PGN: Was there much of a Latina community in Issue?
DR: [Laughs] None at all! It was a very white Catholic and Baptist community. My parents divorced when I was 1 so I didn’t grow up with my dad. There were three of us, then my mother married James Richmond when I was 2. I call him my dad. He was a very inspiring person, the longest-running superintendent in Maryland’s history. He won the Superintendent of the Year award several times and even spoke at the Nobel Peace Prize awards ceremony. My bio dad got remarried as well and had three great girls. They’re my best friends.
PGN: A fun family vacation?
DR: Our big family vacation was going up to Bethany Beach each summer. My dad would golf and Mom would paint.
PGN: Was she an artist?
DR: For her day job, she worked for the health department, but she was also an amazing portrait artist so my early childhood was filled with lots of nude bodies.
PGN: What’s a Southern dish you learned from your mother?
DR: Oh man! Stuffed ham! It’s kind of scary to look at, but it’s delicious. You take a ham shoulder, make little slits and stuff in collard greens, wrap it in cheesecloth and boil it. I went to a French culinary school and found that a lot of Southern recipes go hand in hand with French cuisine.
PGN: Do you collect anything?
DR: I love old cookbooks, especially from the 1950s, that Betty Crocker era with gelatins and Jell-O molds and kind of bland food. The way they spoke to women in the pages was awful but it’s captivating and part of our history: recipes to “treat your man to the dinner he deserves after working hard all day!”
PGN: What prompted you to join the Coast Guard?
DR: I went to culinary school, Johnson & Wales University in Charleston, S.C., and I was working as a sous-chef and living a beach-bum kind of life. I was partying a lot, maybe too much, so my brother-in-law, who was in the Coast Guard, told me that they were looking for chefs and I bit, hook, line and sinker.
PGN: What was the hardest part?
DR: Definitely boot camp. I was a little older than most so it was difficult, but because of my culinary schooling, they sent me straight to A school and gave me my choice of billets. I’d never been to the West Coast before so I chose San Diego. I took the two-week government per diem and drove across the country by myself, zig-zagging up and down the country.
PGN: What did you do?
DR: I was assigned to the Coast Guard cutter “Chase.” We did migrant work, drug interdiction and search and rescue. I was the personal chef for the commanding officer and ran the galley. I did the menu planning, ordered inventory, but then two years in I became the trigger man on the 11-foot-long, 25-mount cannon and sunk drug boats.

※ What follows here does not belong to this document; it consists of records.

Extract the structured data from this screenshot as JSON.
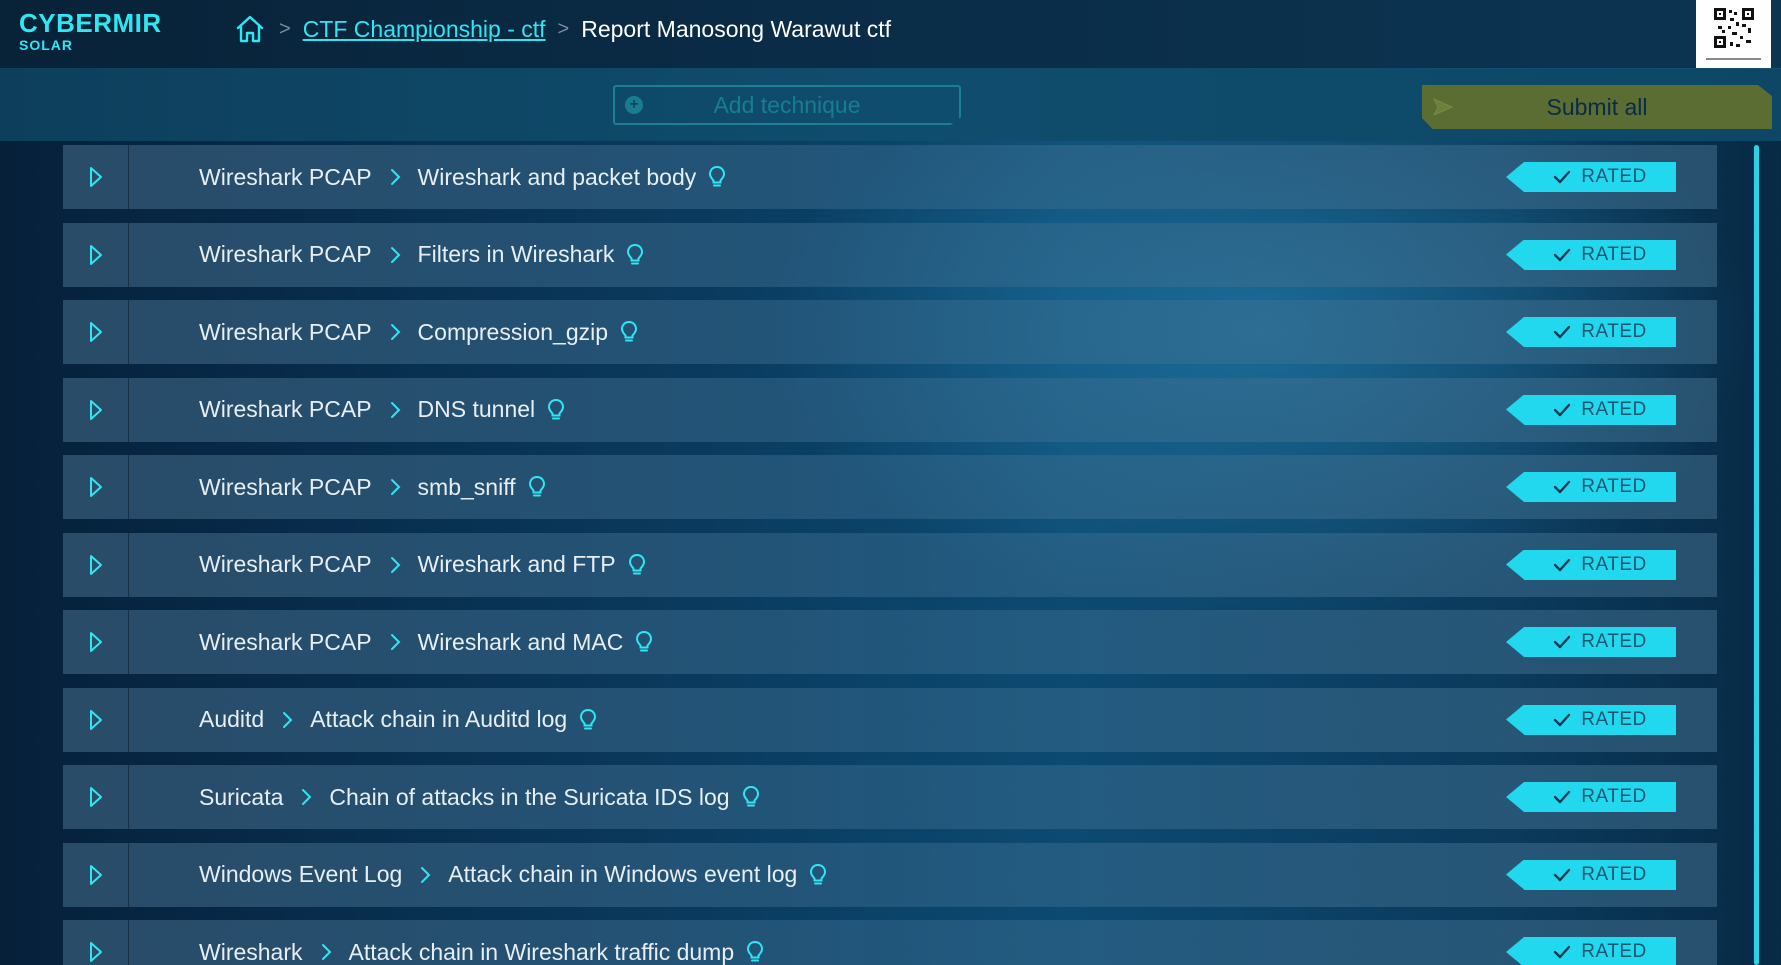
{
  "logo": {
    "main": "CYBERMIR",
    "sub": "SOLAR"
  },
  "breadcrumb": {
    "home_icon": "home-icon",
    "separator": ">",
    "link": "CTF Championship - ctf",
    "current": "Report Manosong Warawut ctf"
  },
  "toolbar": {
    "add_label": "Add technique",
    "submit_label": "Submit all"
  },
  "colors": {
    "accent": "#2ee7f3",
    "badge": "#21d8ee",
    "submit": "#5c6d33"
  },
  "status_label": "RATED",
  "rows": [
    {
      "category": "Wireshark PCAP",
      "technique": "Wireshark and packet body",
      "status": "RATED"
    },
    {
      "category": "Wireshark PCAP",
      "technique": "Filters in Wireshark",
      "status": "RATED"
    },
    {
      "category": "Wireshark PCAP",
      "technique": "Compression_gzip",
      "status": "RATED"
    },
    {
      "category": "Wireshark PCAP",
      "technique": "DNS tunnel",
      "status": "RATED"
    },
    {
      "category": "Wireshark PCAP",
      "technique": "smb_sniff",
      "status": "RATED"
    },
    {
      "category": "Wireshark PCAP",
      "technique": "Wireshark and FTP",
      "status": "RATED"
    },
    {
      "category": "Wireshark PCAP",
      "technique": "Wireshark and MAC",
      "status": "RATED"
    },
    {
      "category": "Auditd",
      "technique": "Attack chain in Auditd log",
      "status": "RATED"
    },
    {
      "category": "Suricata",
      "technique": "Chain of attacks in the Suricata IDS log",
      "status": "RATED"
    },
    {
      "category": "Windows Event Log",
      "technique": "Attack chain in Windows event log",
      "status": "RATED"
    },
    {
      "category": "Wireshark",
      "technique": "Attack chain in Wireshark traffic dump",
      "status": "RATED"
    }
  ]
}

DR: Yeah, my captain knew I was interested in playing with the guns and offered me a position on the cannon. We’d go after these self-propelled semi-submersibles, what we called “go-fasts.” We’d take the crew off, confiscate the drugs and sink the boat in the middle of the ocean. It was funny, I’d be up on the cannon wearing a camo flack jacket and black-and-white checkered chef pants.
PGN: What was your most harrowing moment?
DR: It was in Alaska in the Bering Sea. We’d just gotten off our details and were trying to play cards when an alarm went off. When you’re in the middle of the ocean, there’s no one there to help you, no rescue. I was on the fire team so I donned my gear and ran to the engine room. I was a boundary man, which meant I went straight to the fire and tried to cool down the walls so it wouldn’t spread. At the same time, we were experiencing 20-foot swells so it was pretty terrifying. I remember after the fire was out, laying in my rack, which was only a foot-and-a-half wide, and thinking, What in the hell am I doing? I’m a chef, why am I putting out fires and firing guns? But by the next day, the camaraderie on board was even tighter having gone through the ordeal and I was fine. The Coast Guard was amazing. I got to travel around the world and cook for dignitaries and government officials from all different countries.
PGN: Did you ever get fired at?
DR: No. Never ever, not even with the drug missions. The Coast Guard is not known for having big fire fights; mostly we come across small boats filled with drugs and once we surround them with helicopters and boats with cannons pointed at them, most don’t put up a fight. It was mostly people who needed a way out of poverty, a way to feed their families, running the drugs. They were not with cartels, they were not scary, evil people. We had to protect our country from drugs coming in, but at the same time it was depressing knowing once they got caught, their future was probably not going to be very bright.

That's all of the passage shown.